GRADY
Iguess I should have been glad the swim trunks were a few years old. LeAnn had done a good job of helping Joey trim down since then, and if these had been a recent pair I don’t think they’d have fit. As it was my thighs were testing the seams. But as I looked at myself in the full-length mirror hanging off the back of the door, that wasn’t what I was concerned with.
No, the ghosts in my eyes were all I saw.
Jill had no idea the land mine she’d stepped on out there. I hadn’t either, to be honest. It was the sight of her in a bathing suit that had set me off. The instant visceral reminder of swimming, water . . . dying. It hit me like a fucking truck. But once again she’d been able to pull me back from the edge. I wasn’t sure I was ready for this, but it had been so long since I’d even touched anything but a shower, I didn’t want to miss a chance to test my reaction. At least if I freaked out here, only Jill would be around to see.
And she’d already seen me freak out plenty.
It had been bad enough Jill saw me come apart. But then when she asked what she could do to help? She was just trying to be comforting, but the feel of her hands on me had stirred up a lot more than she’d intended. She wasn’t being coy, that’s not who she was. But the way my body had lit up . . . thank god I’d snapped out of it. Crossing the line with her was out of the question. No matter how fucked up I was, I couldn’t let myself make that move.
Especiallybecause of how fucked up I was.
The smell of dinner was filling the house as I made my way outside with my glass of wine and the spare towel Jill had left hanging on the back of the chair. It was a perfect early summer night. A light humidity lingered in the air, but otherwise the temperature had dropped to a comfortable heat. The sky was a rusty maroon at the edges, fading to a gray blue over our heads. When I spotted a bat swooping above us I smiled; I couldn’t remember the last time I’d been outside looking up at the sky to spot them.
“They do fit . . . mostly,” Jill snickered as I set my wine on the wooden decking that surrounded two sides of the bubbling hot tub.
“It’s not my fault your brother needs to up his leg game.”
“Oooo, you gonna tell him that next time you see him?”
I laughed, taking a sip of wine as I considered my options. “Nah. I’m already on his shit list.”
Jill rested her head back, taking in the sky. “He really needs to get over himself.”
My eyes were glued to her; the long line of her neck, the movement of the water as it slipped over her collarbone. It sluiced around her like it was greedy to feel as much of her skin as it could, as if it knew the soft warmth of her touch and wanted more.
“You getting in or what?” Jill asked, snapping my attention back. She cracked a lopsided grin, thankfully interpreting my hesitation as anxiety and not the blatant ogling it was.
“I’m going to start slow,” I said, my eyes on the water as I perched on the decking. I slipped my ankles below the surface as she watched. There was hope in her eyes, and compassion, and it gave me something to hold onto besides the fear churning inside.
“One step at a time,” she said, reaching for her glass.
My gaze was still fixed on the bubbling water when I asked her, “You seem to be pretty well versed in this. Do you mind if I ask you what happened?” Joey had alluded to something, and I wasn’t sure it was my place, but the more time I spent with her, the more I wanted to know everything about Jill Jordan, even the bad shit. Maybe especially the bad shit.
When she didn’t answer right away I glanced up to find her staring at me.
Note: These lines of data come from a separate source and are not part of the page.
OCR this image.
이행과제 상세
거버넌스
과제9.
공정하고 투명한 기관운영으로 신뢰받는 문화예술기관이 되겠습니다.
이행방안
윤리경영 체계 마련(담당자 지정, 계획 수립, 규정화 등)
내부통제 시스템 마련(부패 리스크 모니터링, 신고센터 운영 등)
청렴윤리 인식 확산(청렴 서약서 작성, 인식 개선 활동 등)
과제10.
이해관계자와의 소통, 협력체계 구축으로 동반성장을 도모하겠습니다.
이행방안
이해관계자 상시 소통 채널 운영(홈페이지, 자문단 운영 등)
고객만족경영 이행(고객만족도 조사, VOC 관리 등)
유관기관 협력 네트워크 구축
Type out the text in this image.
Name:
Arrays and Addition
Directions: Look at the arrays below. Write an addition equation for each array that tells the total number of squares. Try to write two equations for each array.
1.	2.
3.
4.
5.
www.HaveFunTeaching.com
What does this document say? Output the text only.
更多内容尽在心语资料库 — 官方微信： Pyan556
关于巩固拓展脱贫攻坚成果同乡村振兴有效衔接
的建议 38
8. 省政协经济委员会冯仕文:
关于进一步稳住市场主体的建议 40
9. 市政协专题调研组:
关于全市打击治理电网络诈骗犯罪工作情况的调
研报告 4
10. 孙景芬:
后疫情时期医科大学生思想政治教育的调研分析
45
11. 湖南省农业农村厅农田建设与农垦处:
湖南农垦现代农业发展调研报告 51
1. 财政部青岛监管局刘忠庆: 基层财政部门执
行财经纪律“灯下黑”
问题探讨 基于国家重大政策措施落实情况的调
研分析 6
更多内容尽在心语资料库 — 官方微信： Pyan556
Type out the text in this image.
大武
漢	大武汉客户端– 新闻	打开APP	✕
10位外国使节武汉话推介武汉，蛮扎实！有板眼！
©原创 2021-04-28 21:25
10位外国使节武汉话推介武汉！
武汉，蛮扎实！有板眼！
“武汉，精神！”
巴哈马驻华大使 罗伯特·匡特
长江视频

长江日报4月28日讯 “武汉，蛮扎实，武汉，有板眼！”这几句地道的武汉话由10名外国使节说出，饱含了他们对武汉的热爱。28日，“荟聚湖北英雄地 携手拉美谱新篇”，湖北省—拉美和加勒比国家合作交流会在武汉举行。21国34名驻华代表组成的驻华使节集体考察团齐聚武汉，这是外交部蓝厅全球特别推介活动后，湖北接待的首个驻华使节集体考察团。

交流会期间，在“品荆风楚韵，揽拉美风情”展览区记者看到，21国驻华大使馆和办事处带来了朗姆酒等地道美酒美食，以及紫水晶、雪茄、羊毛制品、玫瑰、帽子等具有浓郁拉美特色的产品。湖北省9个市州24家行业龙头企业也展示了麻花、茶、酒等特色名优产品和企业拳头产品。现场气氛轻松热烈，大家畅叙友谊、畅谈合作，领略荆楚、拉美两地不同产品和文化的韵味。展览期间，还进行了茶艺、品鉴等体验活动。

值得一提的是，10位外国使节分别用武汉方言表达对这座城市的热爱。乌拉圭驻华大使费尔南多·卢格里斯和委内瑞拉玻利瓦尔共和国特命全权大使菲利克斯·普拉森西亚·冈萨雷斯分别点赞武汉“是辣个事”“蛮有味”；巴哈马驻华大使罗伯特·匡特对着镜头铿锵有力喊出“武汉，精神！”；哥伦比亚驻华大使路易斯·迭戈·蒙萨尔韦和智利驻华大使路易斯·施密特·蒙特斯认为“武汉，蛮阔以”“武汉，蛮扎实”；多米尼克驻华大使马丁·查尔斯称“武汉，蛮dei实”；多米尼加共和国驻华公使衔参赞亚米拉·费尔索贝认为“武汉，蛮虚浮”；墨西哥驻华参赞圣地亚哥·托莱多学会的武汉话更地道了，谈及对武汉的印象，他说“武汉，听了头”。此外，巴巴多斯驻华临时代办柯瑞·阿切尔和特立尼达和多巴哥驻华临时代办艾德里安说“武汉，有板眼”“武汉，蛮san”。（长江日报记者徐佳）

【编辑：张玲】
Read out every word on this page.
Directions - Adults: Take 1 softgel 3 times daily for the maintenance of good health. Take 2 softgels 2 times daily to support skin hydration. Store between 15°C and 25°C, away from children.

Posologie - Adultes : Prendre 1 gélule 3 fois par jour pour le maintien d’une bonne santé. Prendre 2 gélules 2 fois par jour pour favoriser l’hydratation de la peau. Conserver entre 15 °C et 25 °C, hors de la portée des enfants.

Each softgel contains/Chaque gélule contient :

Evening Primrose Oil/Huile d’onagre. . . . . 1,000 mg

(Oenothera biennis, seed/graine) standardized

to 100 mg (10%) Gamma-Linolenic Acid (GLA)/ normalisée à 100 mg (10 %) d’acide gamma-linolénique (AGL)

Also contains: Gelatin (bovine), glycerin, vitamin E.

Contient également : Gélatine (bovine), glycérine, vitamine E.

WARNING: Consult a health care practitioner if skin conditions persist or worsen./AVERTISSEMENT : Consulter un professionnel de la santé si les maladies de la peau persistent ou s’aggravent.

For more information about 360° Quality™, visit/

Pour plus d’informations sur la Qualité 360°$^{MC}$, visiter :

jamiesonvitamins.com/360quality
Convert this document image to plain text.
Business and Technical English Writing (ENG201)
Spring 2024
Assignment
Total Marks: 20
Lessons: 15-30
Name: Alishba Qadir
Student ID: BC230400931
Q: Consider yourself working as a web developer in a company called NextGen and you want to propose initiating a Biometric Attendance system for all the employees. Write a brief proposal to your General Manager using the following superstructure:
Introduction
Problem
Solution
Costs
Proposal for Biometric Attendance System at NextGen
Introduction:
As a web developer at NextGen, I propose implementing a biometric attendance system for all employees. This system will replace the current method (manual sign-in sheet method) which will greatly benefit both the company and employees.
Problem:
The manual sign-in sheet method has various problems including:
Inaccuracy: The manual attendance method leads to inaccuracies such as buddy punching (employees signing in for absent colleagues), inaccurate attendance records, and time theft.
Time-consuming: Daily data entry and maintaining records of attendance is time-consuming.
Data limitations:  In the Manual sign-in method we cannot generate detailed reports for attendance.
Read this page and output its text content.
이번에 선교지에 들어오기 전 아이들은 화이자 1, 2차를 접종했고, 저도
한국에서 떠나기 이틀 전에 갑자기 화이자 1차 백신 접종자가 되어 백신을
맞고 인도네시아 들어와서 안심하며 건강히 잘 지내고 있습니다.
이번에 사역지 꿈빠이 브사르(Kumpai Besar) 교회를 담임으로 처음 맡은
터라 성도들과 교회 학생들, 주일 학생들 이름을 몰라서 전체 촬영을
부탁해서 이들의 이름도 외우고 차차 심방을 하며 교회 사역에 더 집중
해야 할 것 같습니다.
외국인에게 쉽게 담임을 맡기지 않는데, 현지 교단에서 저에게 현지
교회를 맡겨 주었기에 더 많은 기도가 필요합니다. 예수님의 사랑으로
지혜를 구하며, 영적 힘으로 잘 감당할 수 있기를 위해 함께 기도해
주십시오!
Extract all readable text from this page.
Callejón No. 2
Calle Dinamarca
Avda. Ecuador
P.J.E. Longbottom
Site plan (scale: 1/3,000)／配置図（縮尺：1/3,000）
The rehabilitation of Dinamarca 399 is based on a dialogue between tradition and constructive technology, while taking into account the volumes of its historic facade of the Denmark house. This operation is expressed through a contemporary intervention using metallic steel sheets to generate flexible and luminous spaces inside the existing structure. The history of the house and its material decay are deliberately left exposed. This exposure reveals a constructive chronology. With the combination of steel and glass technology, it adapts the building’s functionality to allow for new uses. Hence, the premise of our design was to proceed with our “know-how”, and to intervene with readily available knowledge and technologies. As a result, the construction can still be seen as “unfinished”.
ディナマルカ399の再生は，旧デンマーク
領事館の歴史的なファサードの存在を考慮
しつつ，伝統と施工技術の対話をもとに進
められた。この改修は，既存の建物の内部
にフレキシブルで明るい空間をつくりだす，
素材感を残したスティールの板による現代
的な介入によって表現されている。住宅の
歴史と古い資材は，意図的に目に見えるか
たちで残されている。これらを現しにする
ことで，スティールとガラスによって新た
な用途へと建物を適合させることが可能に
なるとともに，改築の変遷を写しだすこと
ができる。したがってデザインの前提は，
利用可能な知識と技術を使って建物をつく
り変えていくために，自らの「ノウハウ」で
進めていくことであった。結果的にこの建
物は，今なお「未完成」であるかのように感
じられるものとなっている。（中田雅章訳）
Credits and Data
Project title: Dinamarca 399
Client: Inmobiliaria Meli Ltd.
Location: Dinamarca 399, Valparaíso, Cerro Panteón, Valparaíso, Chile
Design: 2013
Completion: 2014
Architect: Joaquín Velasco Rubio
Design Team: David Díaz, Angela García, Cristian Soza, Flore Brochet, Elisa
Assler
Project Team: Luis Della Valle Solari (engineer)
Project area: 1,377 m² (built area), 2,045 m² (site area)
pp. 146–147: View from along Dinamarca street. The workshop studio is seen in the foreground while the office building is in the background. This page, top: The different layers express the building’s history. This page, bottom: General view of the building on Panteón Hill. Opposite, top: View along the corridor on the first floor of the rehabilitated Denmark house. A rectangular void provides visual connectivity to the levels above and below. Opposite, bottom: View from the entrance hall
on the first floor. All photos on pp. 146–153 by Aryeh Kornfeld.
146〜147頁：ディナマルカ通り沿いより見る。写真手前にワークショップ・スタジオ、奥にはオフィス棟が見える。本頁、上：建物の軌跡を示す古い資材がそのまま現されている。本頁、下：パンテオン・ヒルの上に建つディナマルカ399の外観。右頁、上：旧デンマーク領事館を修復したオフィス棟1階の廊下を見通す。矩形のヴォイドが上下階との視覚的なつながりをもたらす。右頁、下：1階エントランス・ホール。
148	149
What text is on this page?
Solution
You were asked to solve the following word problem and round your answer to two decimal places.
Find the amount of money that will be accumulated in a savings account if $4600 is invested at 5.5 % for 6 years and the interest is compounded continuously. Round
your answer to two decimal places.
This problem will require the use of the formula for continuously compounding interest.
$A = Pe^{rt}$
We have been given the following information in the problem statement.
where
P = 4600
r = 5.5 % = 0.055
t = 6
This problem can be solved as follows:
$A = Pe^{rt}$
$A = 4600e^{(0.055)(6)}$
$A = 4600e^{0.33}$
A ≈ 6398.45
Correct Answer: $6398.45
I didn’t like the look on her face, sad and still, like she’d been captured by the past through my question alone.
“Sorry, I shouldn’t have pried.”
Shaking her head, she shifted on her seat, moving the jet behind her across her shoulders and back again. “It’s fine. It was a couple of years ago. I had a boyfriend and then I didn’t. I didn’t take it so well.”
Of course it was a fucking guy. I tamped down the urge to pummel the asshole, quite sure Joey had provided more than enough of that kind of energy when it happened.
“What did he do?” Why the hell I wanted the details was beyond me as I was already struggling with the image of Jill in another man’s arms.As if I had any right to her?
“He left.”
“Left you? Left town?”
Jill sighed, rolling her eyes. “Both. His name was Adam. He was a philosophy professor. Or, at least, he was becoming a professor. We met at school and after he went into a graduate program to become a professor at USM. His mom was a professor there and he said he’d always wanted to be like her.”
“Momma’s boy, huh?” I chuckled, even though I still wanted to punch his face.
“Not really. I don’t know. Anyway, he changed his mind as soon as he got his doctorate and took a job in Nebraska instead.”
“Nebraska?” No way this guy was smart enough for a doctorate degree. Who the hell leaves a woman like Jill to move to fucking Nebraska? I’m sure it’s a lovely place to live, but come the fuck on.
Jill wasn’t laughing like I hoped she would have at the ridiculous choice this asshole made. She slunk down until her chin was covered by the water bubbling up, her eyes on the surface as it pitched and rolled over itself.